PEREIRA, Edimilson de Almeida. Um corpo à deriva: dança. Juiz de Fora: Macondo, 2020.

Luan Sabino Siqueira
Ilustração: Catalina Chervin

No poema “Cena de pesca de Tsoelike”, Edimilson de Almeida Pereira (Juiz de Fora, MG, 1963) afirma, nos versos iniciais, que “a memória é/um curso em parte/navegável”. Com efeito, pode-se aplicar a sentença ao romance Um corpo à deriva, em que a memória e a linguagem apresentam-se como os dois grandes personagens de uma narrativa que nos instiga a pensar de que modo o passado da escravidão impactou – e, de certa forma, continua a impactar – a vida de pessoas negras na contemporaneidade.

Um corpo à deriva integra um conjunto de três romances publicados pelo autor simultaneamente no ano de 2020, marcando sua estreia, após anos de dedicação à poesia e à prosa ensaística, na prosa de ficção. Além desse romance, que foi semifinalista do Prêmio Oceanos, o escritor também publicou Front (Noz, 2020) e O ausente (Relicário, 2020), que juntos formam a trilogia intitulada “Náusea”, tendo o primeiro recebido o Prêmio São Paulo de Literatura e o último, o Prêmio Oceanos.

Em primeiro lugar, definir o enredo de Um corpo à deriva mostra-se uma tarefa ingrata, na medida em que o romance não opera propriamente com os procedimentos comuns às narrativas tradicionais.
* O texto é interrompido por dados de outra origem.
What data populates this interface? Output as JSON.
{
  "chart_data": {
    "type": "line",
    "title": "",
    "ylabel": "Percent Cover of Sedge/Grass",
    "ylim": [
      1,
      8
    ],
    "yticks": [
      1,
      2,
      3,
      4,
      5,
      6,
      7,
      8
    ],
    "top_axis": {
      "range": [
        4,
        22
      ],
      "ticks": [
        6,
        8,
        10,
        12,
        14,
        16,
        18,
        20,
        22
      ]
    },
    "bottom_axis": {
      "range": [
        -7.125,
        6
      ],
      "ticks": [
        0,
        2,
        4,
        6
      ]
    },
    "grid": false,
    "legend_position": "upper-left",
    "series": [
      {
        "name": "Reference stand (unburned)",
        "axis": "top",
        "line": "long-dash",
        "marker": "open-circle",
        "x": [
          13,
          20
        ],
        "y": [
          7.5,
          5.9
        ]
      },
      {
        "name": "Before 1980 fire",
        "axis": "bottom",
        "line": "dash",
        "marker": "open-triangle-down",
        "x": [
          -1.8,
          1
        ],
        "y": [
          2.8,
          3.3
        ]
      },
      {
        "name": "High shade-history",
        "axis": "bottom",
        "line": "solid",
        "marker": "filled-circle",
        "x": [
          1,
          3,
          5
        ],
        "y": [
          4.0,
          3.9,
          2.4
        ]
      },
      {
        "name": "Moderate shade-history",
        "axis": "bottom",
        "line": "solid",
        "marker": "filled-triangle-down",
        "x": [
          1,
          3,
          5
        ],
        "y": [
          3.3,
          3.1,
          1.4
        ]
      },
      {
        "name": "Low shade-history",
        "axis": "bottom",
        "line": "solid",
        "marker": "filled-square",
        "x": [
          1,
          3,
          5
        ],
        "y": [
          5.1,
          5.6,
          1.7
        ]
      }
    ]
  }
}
Ao iniciarmos a leitura do livro, somos confinados em um apartamento, mais precisamente em um quarto, com outros dois personagens dos quais só nos é revelado o nome de um, Tesfa, cuja origem é etíope e significa “esperança”. Trata-se de um casal que, ao final de uma tarde, combinou um duplo suicídio. Entretanto, o plano dos dois falha, e é a partir desse ponto que passamos a acompanhar as reflexões de cunho existencialista de ambos em torno da recusa de tal atitude extrema que implica na vida deles. A tensão que se instaura entre o espaço de dentro, reduzido às quatro paredes de um apartamento em uma cidade qualquer do país, e o espaço de fora, pontuado por ruídos, estampidos e barulhos que tentam invadir o interior do prédio, produz a náusea que acomete os personagens, perpassando toda a atmosfera do romance: “Esse país é náusea, Tesfa, mais que flor”, sentencia uma das vozes.

Investindo na linguagem como mola propulsora da trama, o livro apresenta uma sucessão de discursos que se intercalam com o propósito de refletir acerca de formas com que os sujeitos vítimas das dominações históricas podem trair a linguagem legada por seus algozes para que, a partir dela, consigam promover a libertação dos corpos e das mentes: “Precisamos tomar de assalto a linguagem. Essa é a única maneira para mantermos nossas cabeças acima da água”. Sabe-se que os grandes empreendimentos coloniais utilizaram a linguagem como meio privilegiado de definição do outro, o que, no limite, significou a dominação dos povos considerados inferiores. Dessa maneira, de acordo com Achille Mbembe (2018), o termo “negro” foi criado para “significar exclusão, embrutecimento e degradação, ou seja, um limite sempre conjurado e abominado”.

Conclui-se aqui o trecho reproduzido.